Telling the story of two childhood friends, Michael and Ellis, who for a brief time were romantically involved, Tin Man begins with Ellis alone and barely holding it together after the death of his wife. We’re left to wonder where Michael is and what’s become of him in the intervening years. Non-linear scenes piece together the story, which is told first from Ellis’ point of view and then finally from Michael’s.

In a novel like this the characters are everything, and Winman has created a cast of incredibly human major and minor characters. I adored Michael, Ellis, Annie, and Mabel, and selfishly wished that I could spend more time with them but, as someone with a tendency to overwrite, I admire Tin Man all the more for being exactly as long as it needed to be and no longer. It is a masterpiece of brevity.

Winman’s prose is deceptively simple, but evocative. Each word seems to be perfectly placed to tell the story in a compassionate and delicate voice. Tin Man is admittedly more literary than my tastes usually run, but so vivid and quietly heartbreaking that I find it difficult to imagine a reader not won over by its charms.
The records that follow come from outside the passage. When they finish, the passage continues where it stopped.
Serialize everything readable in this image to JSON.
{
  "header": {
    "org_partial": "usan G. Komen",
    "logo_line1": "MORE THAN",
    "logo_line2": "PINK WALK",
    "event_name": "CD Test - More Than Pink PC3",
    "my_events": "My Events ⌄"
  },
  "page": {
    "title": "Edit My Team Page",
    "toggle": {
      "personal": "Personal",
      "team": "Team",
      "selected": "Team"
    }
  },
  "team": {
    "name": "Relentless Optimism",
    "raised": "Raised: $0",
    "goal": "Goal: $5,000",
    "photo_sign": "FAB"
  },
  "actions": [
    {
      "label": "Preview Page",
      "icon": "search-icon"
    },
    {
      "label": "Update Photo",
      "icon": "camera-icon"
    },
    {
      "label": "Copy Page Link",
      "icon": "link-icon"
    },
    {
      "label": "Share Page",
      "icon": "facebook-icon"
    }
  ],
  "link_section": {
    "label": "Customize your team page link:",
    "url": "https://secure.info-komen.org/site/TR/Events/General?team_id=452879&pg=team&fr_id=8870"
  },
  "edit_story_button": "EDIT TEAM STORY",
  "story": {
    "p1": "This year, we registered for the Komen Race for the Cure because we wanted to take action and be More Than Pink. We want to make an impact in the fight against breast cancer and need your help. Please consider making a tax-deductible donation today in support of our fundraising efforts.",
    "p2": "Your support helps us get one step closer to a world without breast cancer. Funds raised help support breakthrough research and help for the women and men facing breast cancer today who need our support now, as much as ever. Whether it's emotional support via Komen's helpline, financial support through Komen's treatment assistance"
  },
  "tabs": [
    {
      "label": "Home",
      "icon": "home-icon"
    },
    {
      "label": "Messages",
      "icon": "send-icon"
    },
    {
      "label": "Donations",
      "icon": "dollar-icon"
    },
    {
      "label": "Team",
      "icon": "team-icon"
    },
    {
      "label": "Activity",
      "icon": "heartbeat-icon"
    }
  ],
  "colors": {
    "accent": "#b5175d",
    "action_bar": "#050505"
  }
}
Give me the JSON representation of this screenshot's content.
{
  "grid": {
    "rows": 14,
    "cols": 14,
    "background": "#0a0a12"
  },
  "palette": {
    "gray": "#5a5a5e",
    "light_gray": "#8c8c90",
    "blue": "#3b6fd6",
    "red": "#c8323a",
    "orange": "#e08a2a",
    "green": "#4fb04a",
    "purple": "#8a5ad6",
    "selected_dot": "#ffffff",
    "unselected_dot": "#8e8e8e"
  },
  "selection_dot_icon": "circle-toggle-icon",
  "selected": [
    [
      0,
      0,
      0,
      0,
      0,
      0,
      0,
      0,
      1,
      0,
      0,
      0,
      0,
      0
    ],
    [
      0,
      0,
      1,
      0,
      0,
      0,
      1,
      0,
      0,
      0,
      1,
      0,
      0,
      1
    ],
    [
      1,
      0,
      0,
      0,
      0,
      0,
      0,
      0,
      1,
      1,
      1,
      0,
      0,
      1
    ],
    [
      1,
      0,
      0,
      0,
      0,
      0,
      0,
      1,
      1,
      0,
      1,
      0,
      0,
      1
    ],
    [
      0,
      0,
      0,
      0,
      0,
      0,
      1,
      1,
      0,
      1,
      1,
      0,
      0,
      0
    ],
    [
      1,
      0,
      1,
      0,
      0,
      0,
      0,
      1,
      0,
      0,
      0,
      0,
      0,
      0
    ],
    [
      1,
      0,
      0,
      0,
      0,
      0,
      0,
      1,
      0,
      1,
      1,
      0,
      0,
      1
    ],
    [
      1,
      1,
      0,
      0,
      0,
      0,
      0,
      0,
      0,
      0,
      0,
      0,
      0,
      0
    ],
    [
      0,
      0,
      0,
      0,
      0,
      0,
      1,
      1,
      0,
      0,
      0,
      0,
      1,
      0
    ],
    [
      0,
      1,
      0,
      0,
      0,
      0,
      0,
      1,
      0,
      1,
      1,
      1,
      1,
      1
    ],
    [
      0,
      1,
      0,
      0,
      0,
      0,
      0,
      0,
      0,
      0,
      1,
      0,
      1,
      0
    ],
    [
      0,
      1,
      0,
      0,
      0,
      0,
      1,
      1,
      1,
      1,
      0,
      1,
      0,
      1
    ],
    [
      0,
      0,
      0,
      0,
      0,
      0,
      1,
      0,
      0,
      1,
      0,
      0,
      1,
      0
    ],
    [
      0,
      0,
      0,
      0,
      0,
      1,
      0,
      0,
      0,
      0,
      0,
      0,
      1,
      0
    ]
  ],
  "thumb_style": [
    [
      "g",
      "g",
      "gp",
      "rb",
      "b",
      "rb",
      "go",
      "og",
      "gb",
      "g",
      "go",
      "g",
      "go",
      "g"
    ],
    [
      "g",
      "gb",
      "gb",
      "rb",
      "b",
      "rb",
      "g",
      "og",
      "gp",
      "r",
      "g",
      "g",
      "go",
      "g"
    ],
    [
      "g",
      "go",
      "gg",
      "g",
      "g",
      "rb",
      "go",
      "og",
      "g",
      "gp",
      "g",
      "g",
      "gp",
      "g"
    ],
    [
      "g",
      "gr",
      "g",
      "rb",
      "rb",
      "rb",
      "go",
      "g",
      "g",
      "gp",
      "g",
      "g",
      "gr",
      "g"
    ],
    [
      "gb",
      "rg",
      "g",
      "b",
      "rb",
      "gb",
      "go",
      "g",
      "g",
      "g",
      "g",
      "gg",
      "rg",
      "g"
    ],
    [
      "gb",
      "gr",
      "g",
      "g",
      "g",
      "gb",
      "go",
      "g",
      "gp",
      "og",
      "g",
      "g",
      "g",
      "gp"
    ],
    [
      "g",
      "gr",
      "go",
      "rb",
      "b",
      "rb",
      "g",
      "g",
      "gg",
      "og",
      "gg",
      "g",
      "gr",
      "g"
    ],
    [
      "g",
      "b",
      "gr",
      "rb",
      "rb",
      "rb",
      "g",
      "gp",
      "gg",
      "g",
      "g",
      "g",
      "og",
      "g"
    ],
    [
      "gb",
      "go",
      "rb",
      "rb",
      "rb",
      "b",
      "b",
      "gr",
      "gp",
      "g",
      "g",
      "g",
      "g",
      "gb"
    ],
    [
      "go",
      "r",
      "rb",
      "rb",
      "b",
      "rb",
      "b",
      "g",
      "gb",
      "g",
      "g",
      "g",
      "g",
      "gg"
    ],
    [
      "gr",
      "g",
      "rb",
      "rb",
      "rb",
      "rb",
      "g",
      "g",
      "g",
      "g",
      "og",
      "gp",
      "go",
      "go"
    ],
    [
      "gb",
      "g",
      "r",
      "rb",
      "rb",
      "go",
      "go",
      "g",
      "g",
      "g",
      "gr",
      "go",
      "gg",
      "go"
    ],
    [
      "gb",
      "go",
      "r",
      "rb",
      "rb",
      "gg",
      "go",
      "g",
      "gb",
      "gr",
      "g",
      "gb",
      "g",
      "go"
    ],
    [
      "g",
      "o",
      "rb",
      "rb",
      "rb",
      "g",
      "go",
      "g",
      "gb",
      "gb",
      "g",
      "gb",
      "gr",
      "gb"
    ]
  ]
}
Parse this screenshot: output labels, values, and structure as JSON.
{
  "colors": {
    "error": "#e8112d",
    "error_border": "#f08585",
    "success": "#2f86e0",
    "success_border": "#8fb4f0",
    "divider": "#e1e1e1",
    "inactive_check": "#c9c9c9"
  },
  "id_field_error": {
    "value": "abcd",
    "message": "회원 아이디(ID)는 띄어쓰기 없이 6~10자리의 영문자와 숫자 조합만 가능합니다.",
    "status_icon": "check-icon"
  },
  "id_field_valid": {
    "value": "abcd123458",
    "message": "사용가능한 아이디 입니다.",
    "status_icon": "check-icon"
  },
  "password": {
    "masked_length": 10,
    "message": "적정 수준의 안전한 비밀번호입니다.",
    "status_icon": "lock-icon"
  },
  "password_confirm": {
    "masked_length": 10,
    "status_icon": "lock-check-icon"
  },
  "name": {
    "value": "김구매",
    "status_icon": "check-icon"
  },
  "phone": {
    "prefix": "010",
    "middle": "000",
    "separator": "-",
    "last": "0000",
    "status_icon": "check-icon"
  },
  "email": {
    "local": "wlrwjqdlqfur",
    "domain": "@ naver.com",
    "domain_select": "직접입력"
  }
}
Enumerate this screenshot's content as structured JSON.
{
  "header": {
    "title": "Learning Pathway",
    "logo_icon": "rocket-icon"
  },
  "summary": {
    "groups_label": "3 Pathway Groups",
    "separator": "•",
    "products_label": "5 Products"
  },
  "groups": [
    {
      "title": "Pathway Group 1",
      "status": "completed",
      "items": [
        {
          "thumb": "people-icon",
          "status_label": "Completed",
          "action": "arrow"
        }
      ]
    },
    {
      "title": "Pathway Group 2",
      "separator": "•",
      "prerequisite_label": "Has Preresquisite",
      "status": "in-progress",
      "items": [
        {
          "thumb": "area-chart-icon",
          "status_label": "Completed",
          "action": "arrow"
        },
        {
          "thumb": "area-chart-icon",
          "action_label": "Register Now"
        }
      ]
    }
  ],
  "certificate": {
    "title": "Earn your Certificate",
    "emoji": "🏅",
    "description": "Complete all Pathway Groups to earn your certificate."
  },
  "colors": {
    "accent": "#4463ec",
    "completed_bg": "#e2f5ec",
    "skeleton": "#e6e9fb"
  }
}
Often the books that wreck me, that leave me emotionally compromised, are longer than Tin Man. They’re immensely readable, but measure four hundred, five hundred, even six hundred pages in length. Tin Man did it in just over two hundred pages. I was left teary-eyed and physically aching by the end of the book, while at the same time overwhelmed with warm thoughts through the quiet moments of humanity and kindness that Tin Man depicts. A poignant exploration of love, loss, grief, and absence, Tin Man packs an emotional punch and is undoubtedly the best book that I’ve read in 2018 so far.